N-iX (4.1/5) is the stronger overall choice for most Machine Learning projects. Named enterprise clients (Bosch, Siemens, eBay) across manufacturing and retail with 2,400+ engineers spanning software, embedded systems, and cloud ML. It is best for enterprises in manufacturing, industrial IoT, or retail needing ML integrated with hardware or legacy enterprise systems.

DataArt (3.9/5) is the better choice when financial services, media, and healthcare enterprises needing ML embedded in complex software systems with long-term maintainability as a priority. If your situation matches those criteria, DataArt is a competitive option.

Related comparisons

N-iX vs DataArt FAQ

Is N-iX better than DataArt?

N-iX (4.1/5) scores higher overall, but "better" depends on your use case. N-iX is better for enterprises in manufacturing, industrial IoT, or retail needing ML integrated with hardware or legacy enterprise systems. DataArt is better for financial services, media, and healthcare enterprises needing ML embedded in complex software systems with long-term maintainability as a priority.

How do N-iX and DataArt differ in pricing?

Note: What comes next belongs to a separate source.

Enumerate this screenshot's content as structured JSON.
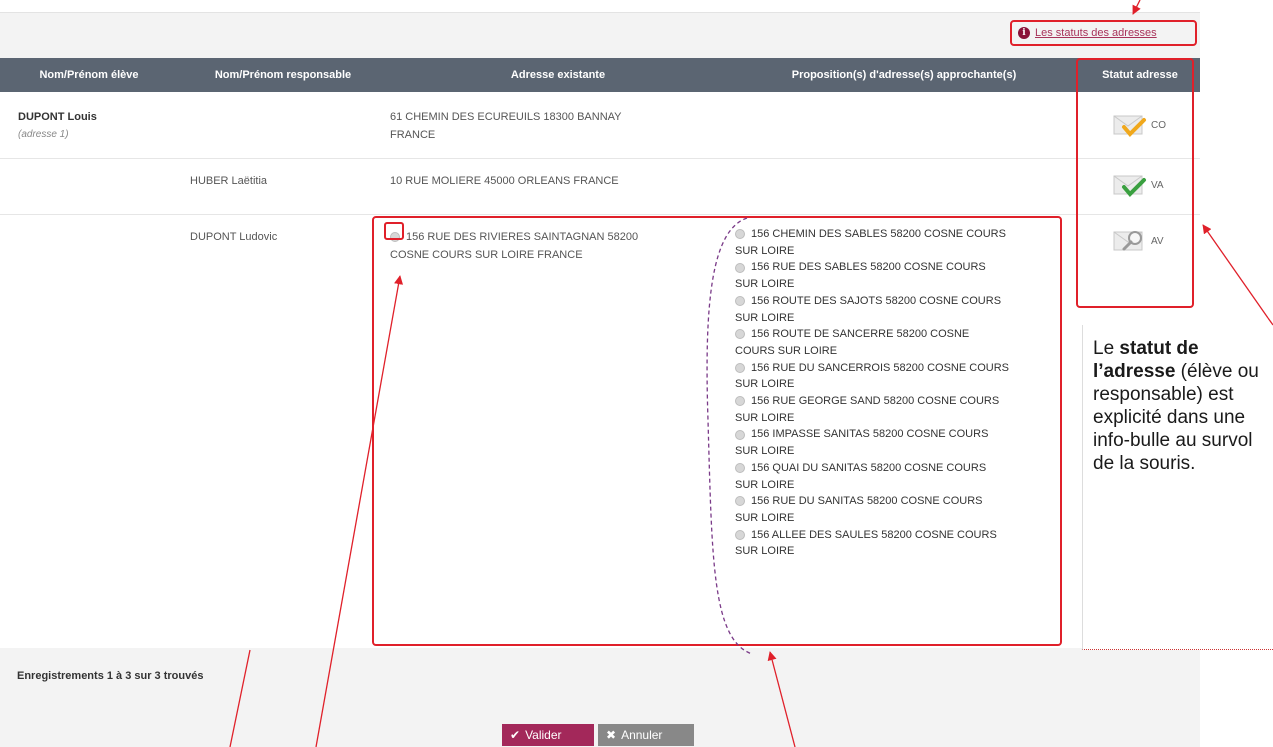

N-iX uses dedicated team, t&m pricing with a minimum engagement of $50K. DataArt uses t&m, dedicated team pricing with a minimum engagement of $50K. Neither firm publishes a full rate card; a discovery call is required for project-specific quotes.

Which is better for enterprise: N-iX or DataArt?

DataArt is the larger team and typically the better enterprise-scale choice. For very large programmes, verify team size and compliance coverage directly with each agency before shortlisting.

What are the main differences between N-iX and DataArt?

N-iX's primary differentiator is: named enterprise clients (bosch, siemens, ebay) across manufacturing and retail with 2,400+ engineers spanning software, embedded systems, and cloud ml. DataArt's primary differentiator is: software-engineering-first culture produces ml systems designed for 5-10 year production lifespans — maintainability and stability over speed-to-market. They also differ in team size (2,400+ vs 5,000+), minimum engagement ($50K vs $50K), and primary industries served (Manufacturing, Retail / E-commerce vs Financial Services, Media / Entertainment).

Last reviewed: July 2026. Verify all details directly with each agency before making a decision.